Later that night, the humidity rose in our home as J and I finished the last season of Friday Night Lights. Two hours of crying–sympathetic magic, perhaps? 😉

This morning dawned damp. Smothering. J left for work as the first rumbles of thunder rolled overhead.

Then…

I think the proper term is unleashed. Lightening flashed; thunder cracked. The sky turned a delicious purple-black. The rain smacked the pavement and pounded the grass. It wasn’t a gentle summer storm, no. It raged violent, torrential.

Eventually the intensity eased up into a more genial shower. A few hours later it tapered off. Now I sit listening to a cacophony of jaws, robins, blackbirds and squirrels nattering back and forth, reveling in the slip-n-side green playground. The air is cool; the atmosphere one of almost relief.

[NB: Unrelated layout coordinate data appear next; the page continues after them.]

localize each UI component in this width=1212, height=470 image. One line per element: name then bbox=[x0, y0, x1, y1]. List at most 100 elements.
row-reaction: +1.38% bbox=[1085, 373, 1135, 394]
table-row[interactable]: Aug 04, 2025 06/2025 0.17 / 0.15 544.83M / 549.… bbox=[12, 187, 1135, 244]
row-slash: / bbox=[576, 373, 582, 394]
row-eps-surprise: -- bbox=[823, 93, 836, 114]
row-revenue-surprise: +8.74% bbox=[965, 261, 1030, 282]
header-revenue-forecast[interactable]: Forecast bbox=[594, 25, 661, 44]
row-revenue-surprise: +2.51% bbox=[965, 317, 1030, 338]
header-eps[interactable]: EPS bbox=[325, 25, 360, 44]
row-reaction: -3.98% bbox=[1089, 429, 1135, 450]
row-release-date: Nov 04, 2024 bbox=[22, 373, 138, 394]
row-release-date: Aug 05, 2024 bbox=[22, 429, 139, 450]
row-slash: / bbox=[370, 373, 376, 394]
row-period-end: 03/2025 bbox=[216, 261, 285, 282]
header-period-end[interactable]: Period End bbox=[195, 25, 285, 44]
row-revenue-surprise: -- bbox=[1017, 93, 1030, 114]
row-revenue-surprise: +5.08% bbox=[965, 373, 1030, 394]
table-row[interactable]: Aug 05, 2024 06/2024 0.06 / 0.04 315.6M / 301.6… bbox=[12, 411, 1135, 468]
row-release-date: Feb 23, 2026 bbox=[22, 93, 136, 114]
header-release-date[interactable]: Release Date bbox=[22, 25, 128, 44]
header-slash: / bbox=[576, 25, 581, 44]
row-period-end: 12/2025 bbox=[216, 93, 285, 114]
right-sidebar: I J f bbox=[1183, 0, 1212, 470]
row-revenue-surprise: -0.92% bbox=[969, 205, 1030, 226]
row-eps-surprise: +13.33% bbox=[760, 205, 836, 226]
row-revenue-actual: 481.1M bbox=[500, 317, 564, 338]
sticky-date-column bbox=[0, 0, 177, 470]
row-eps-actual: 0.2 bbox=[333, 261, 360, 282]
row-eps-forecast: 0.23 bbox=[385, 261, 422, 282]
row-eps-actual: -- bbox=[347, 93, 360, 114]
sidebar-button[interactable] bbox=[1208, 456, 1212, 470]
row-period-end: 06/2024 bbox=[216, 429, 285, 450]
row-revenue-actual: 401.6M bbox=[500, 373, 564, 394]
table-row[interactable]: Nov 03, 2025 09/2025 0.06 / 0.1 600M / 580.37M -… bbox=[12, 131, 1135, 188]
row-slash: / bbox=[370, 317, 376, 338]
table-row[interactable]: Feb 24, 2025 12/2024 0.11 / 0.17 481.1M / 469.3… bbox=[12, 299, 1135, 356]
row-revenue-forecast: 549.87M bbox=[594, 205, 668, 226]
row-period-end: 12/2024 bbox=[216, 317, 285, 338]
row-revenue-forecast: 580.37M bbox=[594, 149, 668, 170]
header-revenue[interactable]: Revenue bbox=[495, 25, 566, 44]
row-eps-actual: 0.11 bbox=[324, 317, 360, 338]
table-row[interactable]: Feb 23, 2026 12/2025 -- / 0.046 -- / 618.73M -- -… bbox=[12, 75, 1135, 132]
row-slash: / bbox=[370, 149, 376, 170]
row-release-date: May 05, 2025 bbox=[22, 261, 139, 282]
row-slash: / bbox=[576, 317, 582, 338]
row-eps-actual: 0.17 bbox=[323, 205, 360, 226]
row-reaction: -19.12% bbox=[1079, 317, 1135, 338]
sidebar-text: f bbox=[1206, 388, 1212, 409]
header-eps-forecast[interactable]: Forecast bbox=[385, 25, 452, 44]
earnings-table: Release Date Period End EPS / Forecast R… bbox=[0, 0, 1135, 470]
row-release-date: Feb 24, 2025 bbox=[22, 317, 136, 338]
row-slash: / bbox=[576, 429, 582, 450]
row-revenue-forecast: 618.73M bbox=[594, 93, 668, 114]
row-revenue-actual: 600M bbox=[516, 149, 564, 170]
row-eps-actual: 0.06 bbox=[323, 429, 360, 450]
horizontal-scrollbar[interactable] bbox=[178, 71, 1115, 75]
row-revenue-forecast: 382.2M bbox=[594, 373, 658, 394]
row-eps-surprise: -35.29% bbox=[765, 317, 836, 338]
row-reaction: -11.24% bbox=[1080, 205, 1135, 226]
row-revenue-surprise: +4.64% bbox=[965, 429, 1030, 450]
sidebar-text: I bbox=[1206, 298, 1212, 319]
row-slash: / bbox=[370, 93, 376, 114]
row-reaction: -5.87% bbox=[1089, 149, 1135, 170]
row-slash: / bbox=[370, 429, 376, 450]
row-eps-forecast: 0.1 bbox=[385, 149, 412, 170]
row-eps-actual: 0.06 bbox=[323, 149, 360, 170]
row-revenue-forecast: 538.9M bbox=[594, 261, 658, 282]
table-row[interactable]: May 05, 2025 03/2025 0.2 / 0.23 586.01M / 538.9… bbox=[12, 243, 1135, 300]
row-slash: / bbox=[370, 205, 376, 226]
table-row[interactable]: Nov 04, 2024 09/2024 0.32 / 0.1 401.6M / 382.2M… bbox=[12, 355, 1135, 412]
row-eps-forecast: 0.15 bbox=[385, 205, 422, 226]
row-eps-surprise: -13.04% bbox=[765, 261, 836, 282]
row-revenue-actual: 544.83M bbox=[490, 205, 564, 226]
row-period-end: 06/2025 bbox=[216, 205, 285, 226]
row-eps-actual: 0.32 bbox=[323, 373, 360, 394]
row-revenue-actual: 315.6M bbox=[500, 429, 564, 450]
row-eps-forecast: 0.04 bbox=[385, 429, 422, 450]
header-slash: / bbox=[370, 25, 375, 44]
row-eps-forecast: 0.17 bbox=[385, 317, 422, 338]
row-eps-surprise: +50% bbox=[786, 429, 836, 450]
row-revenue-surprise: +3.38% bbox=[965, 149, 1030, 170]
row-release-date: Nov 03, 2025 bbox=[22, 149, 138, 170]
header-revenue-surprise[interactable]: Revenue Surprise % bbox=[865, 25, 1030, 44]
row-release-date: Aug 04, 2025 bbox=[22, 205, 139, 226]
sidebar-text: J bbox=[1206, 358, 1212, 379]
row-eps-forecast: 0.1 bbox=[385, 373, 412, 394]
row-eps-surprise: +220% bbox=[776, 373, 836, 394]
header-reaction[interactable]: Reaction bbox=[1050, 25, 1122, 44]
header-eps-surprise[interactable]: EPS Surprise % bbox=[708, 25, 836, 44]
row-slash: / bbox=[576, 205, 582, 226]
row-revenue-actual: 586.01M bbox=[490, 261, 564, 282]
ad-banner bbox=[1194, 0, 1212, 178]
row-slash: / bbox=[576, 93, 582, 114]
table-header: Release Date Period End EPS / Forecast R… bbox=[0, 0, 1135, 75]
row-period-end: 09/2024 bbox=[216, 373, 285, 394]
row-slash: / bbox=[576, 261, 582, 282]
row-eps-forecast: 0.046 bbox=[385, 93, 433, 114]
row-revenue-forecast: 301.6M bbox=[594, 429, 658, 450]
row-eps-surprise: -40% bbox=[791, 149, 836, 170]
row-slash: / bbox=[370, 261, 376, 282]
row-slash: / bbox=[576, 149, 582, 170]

I’m not sure anyone who hasn’t lived through droughts could quiet understand the utter joy at seeing, feeling, hearing rain. It’s such a primal relief–the crops will grow! The livestock will have water!–that as it pounded the roof above our porch I danced with my daughter, thanking the atmosphere, the spirits of the land, garden, summer, rain, Thor, whoever. I’m not sure. All of them? Perhaps.